At that time, we need algorithms to achieve a smoother continuous zoom between multiple lenses of different focal lengths.

It's not better to have more rear cameras, or bigger cameras. Manufacturers are also starting to shift their thinking from just "how to make one lens strong" to "how multiple lenses can work together better."

AI multi-camera gradually comes into the public view, not only thanks to the iterative upgrade of cell phone manufacturers for products, but also can not be separated from the innovation and empowerment of Megvii and other AI companies for the underlying technology. Take multi-camera fusion as an example, Megvii's multi-camera fusion algorithm adopts neural network design model, which can effectively solve the common problems in traditional multi-camera fusion algorithm, such as uneven clarity, curved lines at the edge of the subject, double shadows in some positions, broken and misaligned lines, and misaligned repeated textures.

Cell phone imaging is a set of system engineering, and the test is the matching between various elements. Megvii believes that the previous light perception system is a relatively independent operation of "hardware upgrade - algorithm assistance - optimization post-processing", but with the addition of AI, these processes and hardware and software can work together to complete the upgrade. This is the concept of "AI redefines light perception system" pioneered by Megvii.」

With the cooperation of AI, the phone can even do what the traditional camera can not do.

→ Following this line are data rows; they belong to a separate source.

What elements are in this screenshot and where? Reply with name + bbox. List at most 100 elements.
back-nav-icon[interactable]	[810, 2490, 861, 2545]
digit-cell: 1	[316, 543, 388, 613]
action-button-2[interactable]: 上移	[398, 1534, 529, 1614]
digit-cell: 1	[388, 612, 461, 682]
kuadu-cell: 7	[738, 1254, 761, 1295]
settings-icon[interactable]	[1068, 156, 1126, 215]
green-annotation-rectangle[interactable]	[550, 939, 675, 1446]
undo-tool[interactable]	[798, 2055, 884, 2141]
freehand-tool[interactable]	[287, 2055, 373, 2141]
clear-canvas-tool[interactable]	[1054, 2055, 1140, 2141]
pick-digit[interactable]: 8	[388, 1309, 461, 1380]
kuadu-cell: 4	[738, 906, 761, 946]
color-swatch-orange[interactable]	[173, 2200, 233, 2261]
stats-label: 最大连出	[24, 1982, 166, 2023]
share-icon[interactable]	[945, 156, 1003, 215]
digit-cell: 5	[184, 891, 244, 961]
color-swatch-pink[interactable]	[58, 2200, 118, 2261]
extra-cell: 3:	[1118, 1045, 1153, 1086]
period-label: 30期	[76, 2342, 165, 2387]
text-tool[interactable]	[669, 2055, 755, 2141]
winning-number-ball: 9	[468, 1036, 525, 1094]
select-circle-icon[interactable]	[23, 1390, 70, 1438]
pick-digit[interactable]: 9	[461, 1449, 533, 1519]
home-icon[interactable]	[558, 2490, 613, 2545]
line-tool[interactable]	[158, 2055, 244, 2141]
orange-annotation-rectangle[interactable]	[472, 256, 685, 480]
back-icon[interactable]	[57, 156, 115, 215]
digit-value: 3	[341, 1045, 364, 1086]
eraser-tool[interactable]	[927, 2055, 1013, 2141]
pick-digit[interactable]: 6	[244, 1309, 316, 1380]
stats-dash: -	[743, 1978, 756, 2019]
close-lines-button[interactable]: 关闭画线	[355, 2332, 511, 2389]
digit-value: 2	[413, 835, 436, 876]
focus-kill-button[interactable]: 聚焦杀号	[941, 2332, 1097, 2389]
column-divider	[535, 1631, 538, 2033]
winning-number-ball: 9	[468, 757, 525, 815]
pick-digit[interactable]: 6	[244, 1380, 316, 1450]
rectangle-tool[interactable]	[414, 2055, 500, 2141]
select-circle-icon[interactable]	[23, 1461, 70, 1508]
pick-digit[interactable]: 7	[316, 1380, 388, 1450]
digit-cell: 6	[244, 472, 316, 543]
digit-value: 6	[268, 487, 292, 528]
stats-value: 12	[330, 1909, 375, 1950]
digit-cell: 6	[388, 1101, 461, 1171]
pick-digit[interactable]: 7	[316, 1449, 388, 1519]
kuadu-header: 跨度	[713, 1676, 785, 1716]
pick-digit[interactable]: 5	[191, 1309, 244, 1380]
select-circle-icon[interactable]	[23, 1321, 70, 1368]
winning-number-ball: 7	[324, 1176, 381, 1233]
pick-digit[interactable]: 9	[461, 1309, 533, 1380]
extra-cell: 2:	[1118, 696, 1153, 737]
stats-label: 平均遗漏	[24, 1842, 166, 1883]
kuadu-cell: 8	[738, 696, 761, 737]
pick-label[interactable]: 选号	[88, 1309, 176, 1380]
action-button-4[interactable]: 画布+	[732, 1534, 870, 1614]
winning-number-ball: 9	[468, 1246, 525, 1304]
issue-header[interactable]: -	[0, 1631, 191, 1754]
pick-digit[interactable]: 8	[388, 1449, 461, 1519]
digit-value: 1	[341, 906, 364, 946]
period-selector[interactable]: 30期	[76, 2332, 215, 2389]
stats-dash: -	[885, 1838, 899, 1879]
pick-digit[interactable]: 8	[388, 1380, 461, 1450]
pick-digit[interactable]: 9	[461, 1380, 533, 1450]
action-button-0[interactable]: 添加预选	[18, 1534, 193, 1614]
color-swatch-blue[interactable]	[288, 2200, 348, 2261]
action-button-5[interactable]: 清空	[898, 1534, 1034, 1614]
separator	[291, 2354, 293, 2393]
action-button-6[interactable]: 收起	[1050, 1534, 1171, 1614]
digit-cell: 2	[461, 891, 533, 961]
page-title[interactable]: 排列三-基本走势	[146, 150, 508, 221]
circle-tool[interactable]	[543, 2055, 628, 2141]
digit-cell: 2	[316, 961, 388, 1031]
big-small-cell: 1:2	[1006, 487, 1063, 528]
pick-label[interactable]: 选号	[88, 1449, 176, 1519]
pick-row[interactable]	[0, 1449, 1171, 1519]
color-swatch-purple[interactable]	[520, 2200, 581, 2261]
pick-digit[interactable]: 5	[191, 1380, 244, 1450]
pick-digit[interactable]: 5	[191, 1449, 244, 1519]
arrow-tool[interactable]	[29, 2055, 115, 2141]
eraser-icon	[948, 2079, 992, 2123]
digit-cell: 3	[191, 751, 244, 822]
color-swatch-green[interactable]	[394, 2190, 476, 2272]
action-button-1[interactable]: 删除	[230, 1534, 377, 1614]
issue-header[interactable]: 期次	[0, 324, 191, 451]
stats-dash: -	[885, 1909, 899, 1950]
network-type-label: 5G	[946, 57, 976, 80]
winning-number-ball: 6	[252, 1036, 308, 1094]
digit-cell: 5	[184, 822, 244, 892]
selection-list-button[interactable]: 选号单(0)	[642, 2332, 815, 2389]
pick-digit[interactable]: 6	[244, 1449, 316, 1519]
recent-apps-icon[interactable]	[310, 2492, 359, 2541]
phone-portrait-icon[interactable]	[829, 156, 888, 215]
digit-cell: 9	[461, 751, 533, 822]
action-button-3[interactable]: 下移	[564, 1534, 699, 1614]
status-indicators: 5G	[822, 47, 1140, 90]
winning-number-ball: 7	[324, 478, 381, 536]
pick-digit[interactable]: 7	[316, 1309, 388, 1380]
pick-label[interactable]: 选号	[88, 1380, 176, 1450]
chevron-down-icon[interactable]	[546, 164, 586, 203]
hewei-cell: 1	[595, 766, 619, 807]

03 Create a brand-new visual imagination by powerful alogrithm

On April 10, 2019, astronomers from many parts of the world simultaneously released the first true picture of a black hole, which is the first photo of a black hole in human history. This bright ring of fire is exciting and it is promised to confirm that Einstein's general theory of relativity still holds true under extreme conditions. However, it was difficult to take this photo because the black hole itself does not emit light.

Researchers have assembled eight high-sensitivity radio telescopes around the world. From the Atacama Desert in Chile to the Antarctic ice fields, from the mountains of Spain to the islands of Hawaii, these eight radio telescopes have been combined by "very long baseline interferometry" to simulate a telescope with an aperture as large as the Earth.

After collecting the materials, astronomers printed the photos successfully after about two years of data processing and theoretical analysis. In other words, the photographs of black holes are also "computational photography".

Computational photography is like this, using AI to break through the physical limits of optics, using powerful arithmetic to create a new visual imagination, using deep learning to go beyond the details visible to the human eye. Compared with the physical upgrade of cell phones, computational photography is invisible, and AI companies that provide technology for computational photography are even more invisible.

AI multi-camera gradually comes into the public view, not only thanks to the iterative upgrade of cell phone manufacturers for products, but also can not be separated from the innovation and empowerment of AI companies for the underlying technology.